Lantik Dua Advokat PAI Siap Tarung Di Meja Hijau, Gibest Berpesan Menjadi Advokat Bukan Sekedar Numpang Nama Profesi

SUARALOMBOKNEWS | Badan Pimpinan Wilayah Perkumpulan Advocaten Indonesia Provinsi Nusa Tenggara Barat ( BPW PAI NTB ), menggelar sidang terbuka pengangkatan dan pelantikan advokat angkatan I Tahun 2026.
Sidang terbuka yang berlangsung di Lombok Garden Hotel, Kota Mataram, pada Senin (19/1/2025) malam itu dipimpin langsung oleh Ketua BPW PAI NTB, Muhanan SH MH,.
Kegiatan yang menjadi momentum penting bagi lahirnya para advokat baru di bawah naungan BPW PAI NTB itu juga dihadiri oleh pembina, jajaran pengurus dan anggota BPW PAI NTB, serta sejumlah tamu undangan dari berbagai unsur.
Ada dua orang Advokat muda yang menjalani prosesi pengangkatan dan pelantikan pada Angkatan I Tahun 2026.
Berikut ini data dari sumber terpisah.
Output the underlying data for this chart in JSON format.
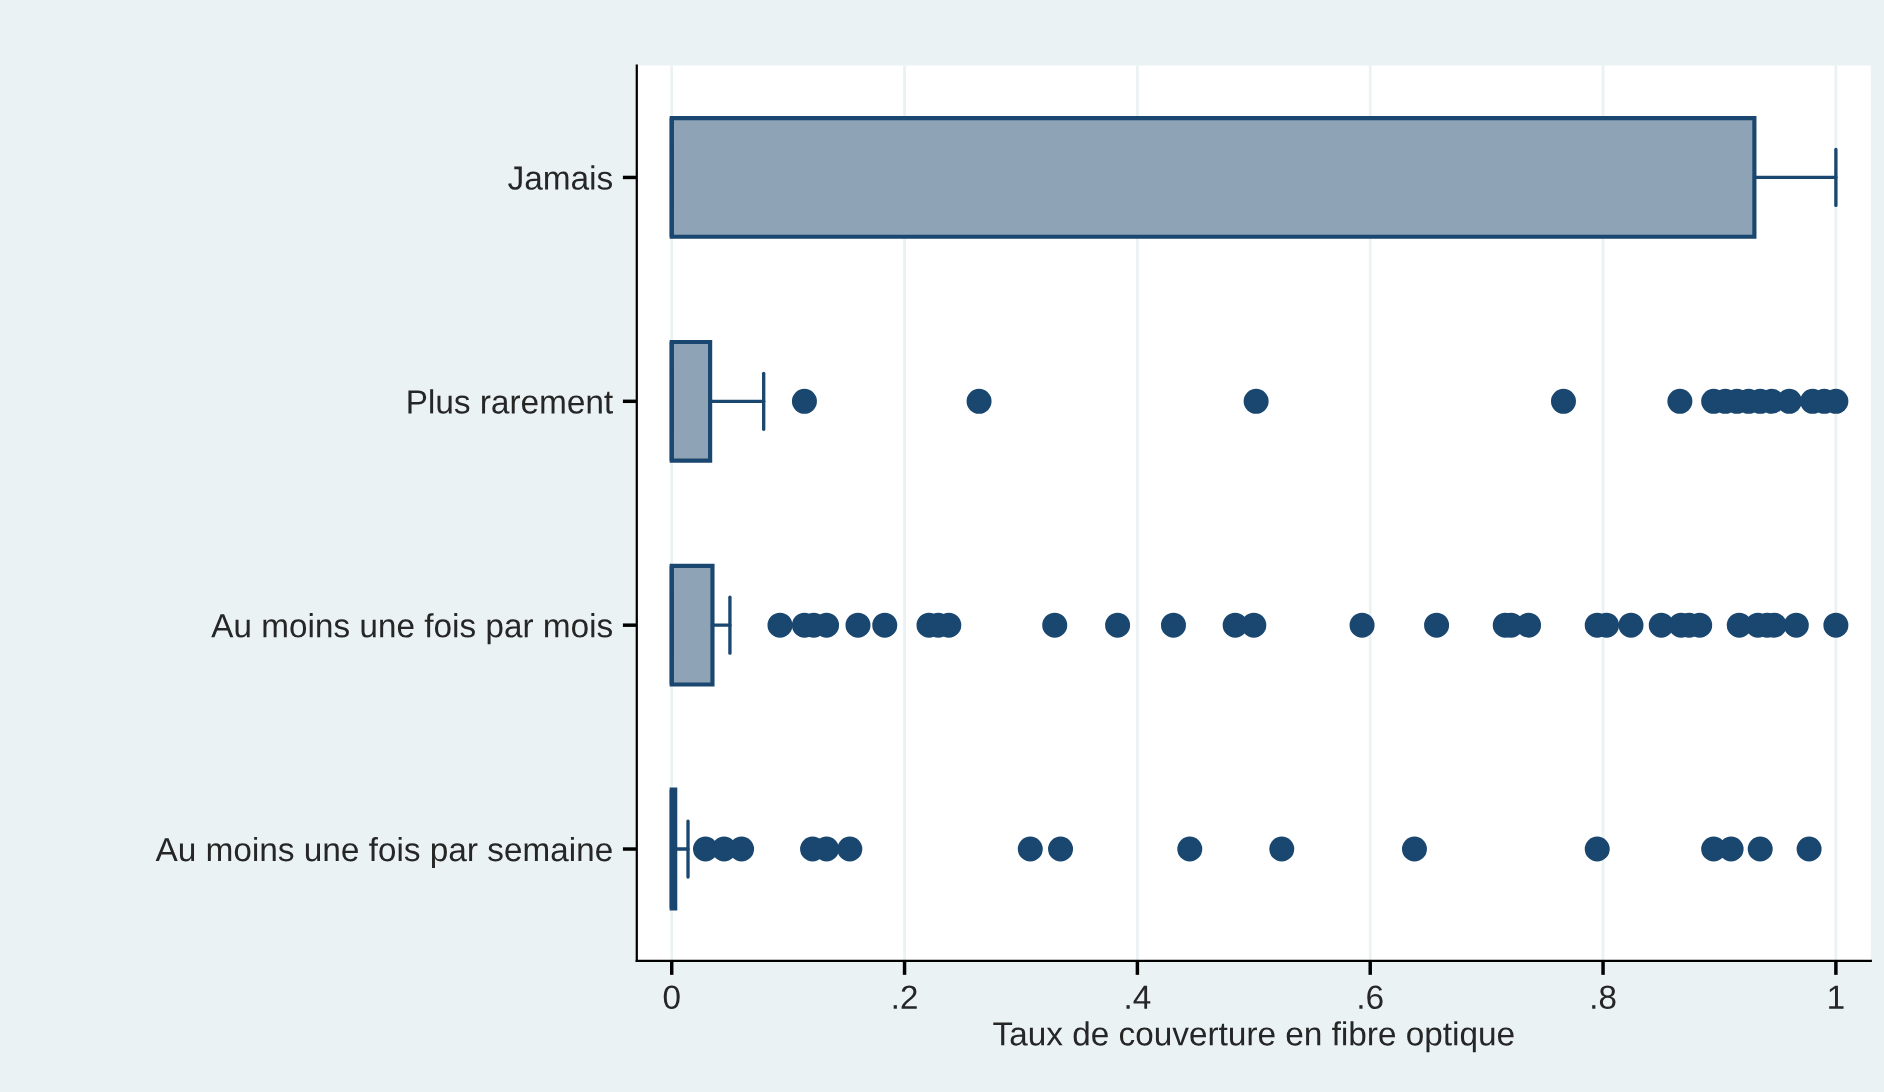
{
  "chart_data": {
    "type": "box",
    "orientation": "horizontal",
    "xlabel": "Taux de couverture en fibre optique",
    "categories": [
      "Jamais",
      "Plus rarement",
      "Au moins une fois par mois",
      "Au moins une fois par semaine"
    ],
    "series": [
      {
        "color": "#8ea3b6",
        "boxes": [
          {
            "low": 0,
            "q1": 0,
            "median": 0,
            "q3": 0.93,
            "high": 1.0
          },
          {
            "low": 0,
            "q1": 0,
            "median": 0,
            "q3": 0.033,
            "high": 0.079,
            "outliers": [
              0.114,
              0.264,
              0.502,
              0.766,
              0.866,
              0.895,
              0.905,
              0.915,
              0.925,
              0.935,
              0.945,
              0.96,
              0.98,
              0.99,
              1.0
            ]
          },
          {
            "low": 0,
            "q1": 0,
            "median": 0,
            "q3": 0.035,
            "high": 0.05,
            "outliers": [
              0.093,
              0.114,
              0.122,
              0.133,
              0.16,
              0.183,
              0.221,
              0.229,
              0.238,
              0.329,
              0.383,
              0.431,
              0.484,
              0.5,
              0.593,
              0.657,
              0.716,
              0.721,
              0.736,
              0.795,
              0.803,
              0.824,
              0.85,
              0.867,
              0.874,
              0.883,
              0.917,
              0.933,
              0.941,
              0.947,
              0.966,
              1.0
            ]
          },
          {
            "low": 0,
            "q1": 0,
            "median": 0,
            "q3": 0.003,
            "high": 0.014,
            "outliers": [
              0.029,
              0.045,
              0.06,
              0.121,
              0.133,
              0.153,
              0.308,
              0.334,
              0.445,
              0.524,
              0.638,
              0.795,
              0.895,
              0.91,
              0.935,
              0.977
            ]
          }
        ]
      }
    ],
    "xlim": [
      -0.03,
      1.03
    ],
    "xticks": [
      0,
      {
        "value": 0.2,
        "label": ".2"
      },
      {
        "value": 0.4,
        "label": ".4"
      },
      {
        "value": 0.6,
        "label": ".6"
      },
      {
        "value": 0.8,
        "label": ".8"
      },
      1
    ],
    "grid": "x",
    "marker": "circle"
  }
}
Dengan telah dilantiknya dua orang advokat angkatan I Tahun 2026 tersebut, jumlah Advokat di bawah BPW PAI NTB dan yang siap bertarung di persidangan di Pengadilan atau di Meja Hijau bertambah menjadi 17 Advokat.
Prosesi pengangkatan dan pelantikan dua orang Advokat muda tersebut berlangsung tertib dan penuh makna.
Kedua Advokat muda yang dilantik mengucapkan sumpah profesi sebagai advokat, sekaligus menegaskan komitmennya untuk menjunjung tinggi hukum, keadilan, serta etika profesi dalam menjalankan tugas pendampingan hukum kepada masyarakat.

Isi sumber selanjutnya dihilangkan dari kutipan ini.